In an attempt to curb these behaviors, a nonprofit called Action on Armed Violence offered some of these men entrance to the DDR program, which would teach them agricultural skills, provide them with counseling and literacy classes, and give them $125 worth of supplies for agricultural work, such as farming or tending livestock. After 14 months, the researchers were able to survey more than 90 percent of the study’s 1,123 participants (half of whom attended training and classes, and received economic incentives as a part of DDR) and found that of those who went through the program—even the men most at risk for illegal activity and mercenary work—remained interested in their new jobs. Overall, participants’ involvement in criminal activity was reduced by about 20 percent, though none had completely abandoned their criminal activities by the end of the study.

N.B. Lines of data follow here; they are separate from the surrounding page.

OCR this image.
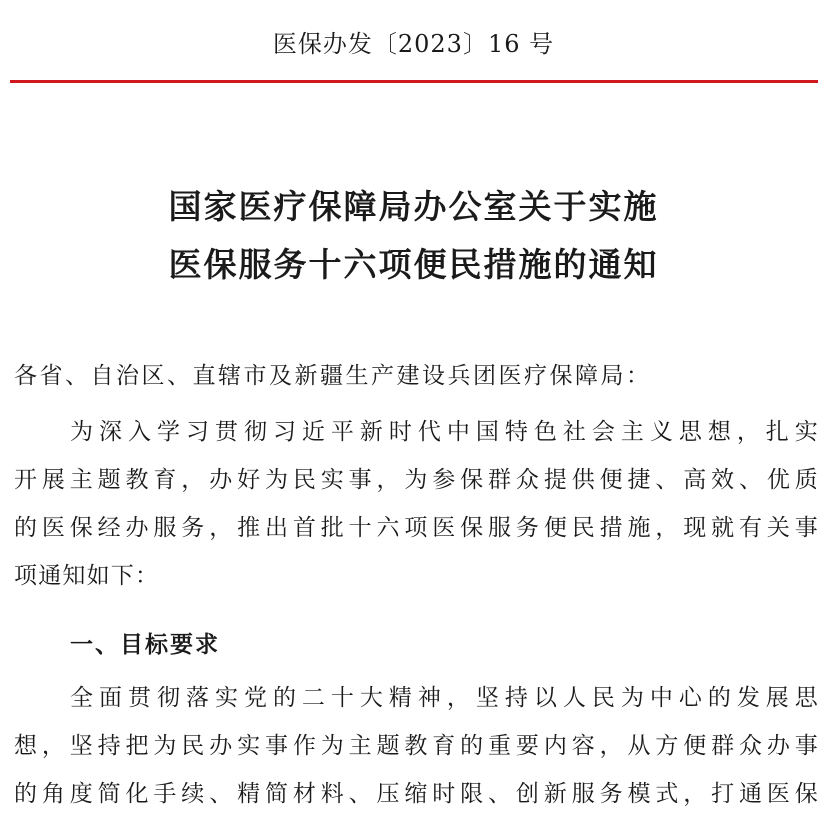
医保办发〔2023〕16 号
国家医疗保障局办公室关于实施
医保服务十六项便民措施的通知
各省、自治区、直辖市及新疆生产建设兵团医疗保障局：
为深入学习贯彻习近平新时代中国特色社会主义思想，扎实
开展主题教育，办好为民实事，为参保群众提供便捷、高效、优质
的医保经办服务，推出首批十六项医保服务便民措施，现就有关事
项通知如下：
一、目标要求
全面贯彻落实党的二十大精神，坚持以人民为中心的发展思
想，坚持把为民办实事作为主题教育的重要内容，从方便群众办事
的角度简化手续、精简材料、压缩时限、创新服务模式，打通医保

After taking on some agricultural work, the men made marginally more than those who didn’t participate in the program. But a wage boost of as little as 40 cents a day was enough to entice the former soldiers to shift more time toward their new occupation and away from violence or other criminal activities. And the assurance that more earnings would arrive in the future was particularly effective in combatting illegal activity.

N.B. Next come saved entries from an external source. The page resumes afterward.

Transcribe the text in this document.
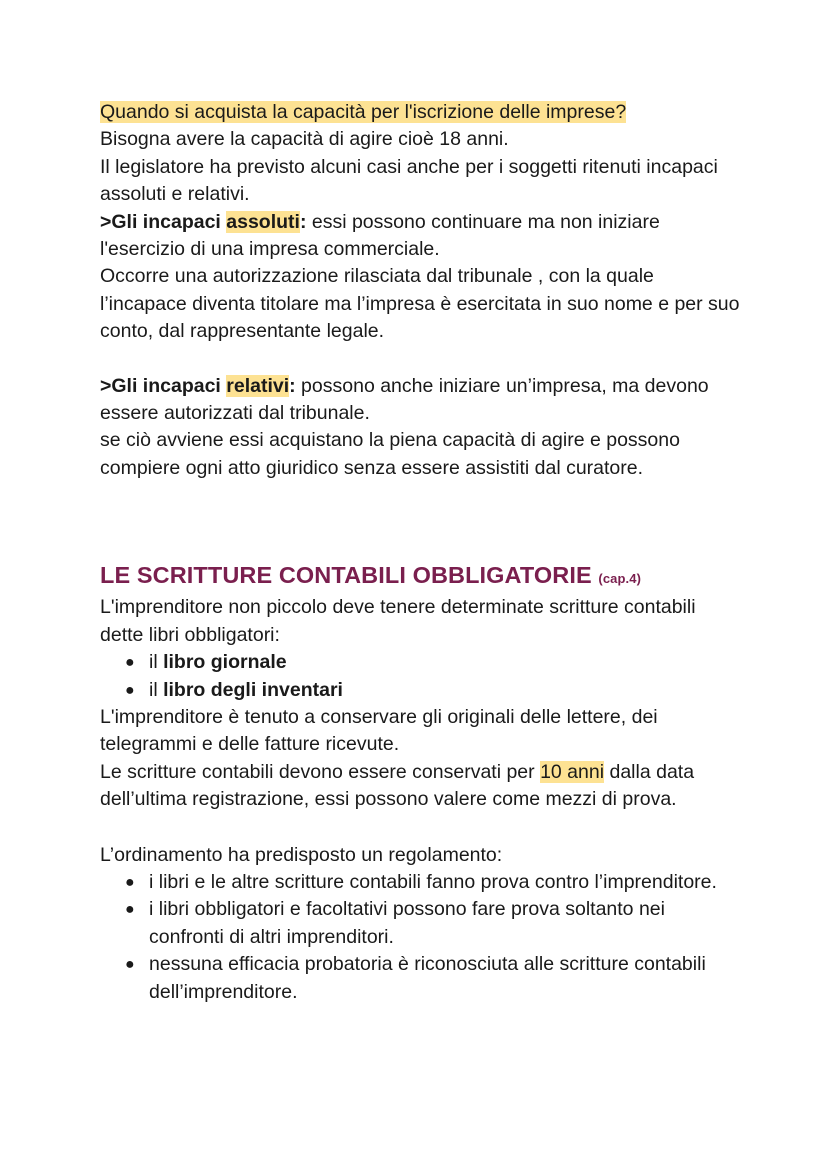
Quando si acquista la capacità per l'iscrizione delle imprese?

Bisogna avere la capacità di agire cioè 18 anni.

Il legislatore ha previsto alcuni casi anche per i soggetti ritenuti incapaci assoluti e relativi.

>Gli incapaci assoluti: essi possono continuare ma non iniziare l'esercizio di una impresa commerciale.

Occorre una autorizzazione rilasciata dal tribunale , con la quale l’incapace diventa titolare ma l’impresa è esercitata in suo nome e per suo conto, dal rappresentante legale.

>Gli incapaci relativi: possono anche iniziare un’impresa, ma devono essere autorizzati dal tribunale.

se ciò avviene essi acquistano la piena capacità di agire e possono compiere ogni atto giuridico senza essere assistiti dal curatore.

LE SCRITTURE CONTABILI OBBLIGATORIE (cap.4)

L'imprenditore non piccolo deve tenere determinate scritture contabili dette libri obbligatori:

● il libro giornale
● il libro degli inventari

L'imprenditore è tenuto a conservare gli originali delle lettere, dei telegrammi e delle fatture ricevute.

Le scritture contabili devono essere conservati per 10 anni dalla data dell’ultima registrazione, essi possono valere come mezzi di prova.

L’ordinamento ha predisposto un regolamento:

● i libri e le altre scritture contabili fanno prova contro l’imprenditore.
● i libri obbligatori e facoltativi possono fare prova soltanto nei confronti di altri imprenditori.
● nessuna efficacia probatoria è riconosciuta alle scritture contabili dell’imprenditore.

During the course of the program, the $125 worth of supplies was delayed for about one-third of the participants, and they were told that, instead, they would later be sent cash to help them with their businesses. These men then had to choose whether they would stay put and collect their promised payment, or leave to participate in illegal mining or violent activity elsewhere. Many chose to stay, which researchers say accounts for a significant part of the reduction in illegal and violent activity in the overall study.
As powerful as economic incentives may be, they aren’t enough on their own. Despite attempts to change the men’s socialization, political philosophies, and views on violence through counseling and other methods, the researchers say that the men involved in the program largely retained contact with their old mercenary and criminal networks. When another war sprung up in nearby Côte d’Ivoire over the course of the study, program participants were 25 percent less likely to report engaging in mercenary-recruitment activity.
Even though former criminals in more-developed economies may not be at risk of becoming soldiers for hire, Blattman and Annan’s study suggests that individuals who might engage in criminal and violent behavior again, such as gang members and thieves, may be more willing than was once thought to turn down those opportunities in exchange for a marginal economic benefit and stable, legal employment.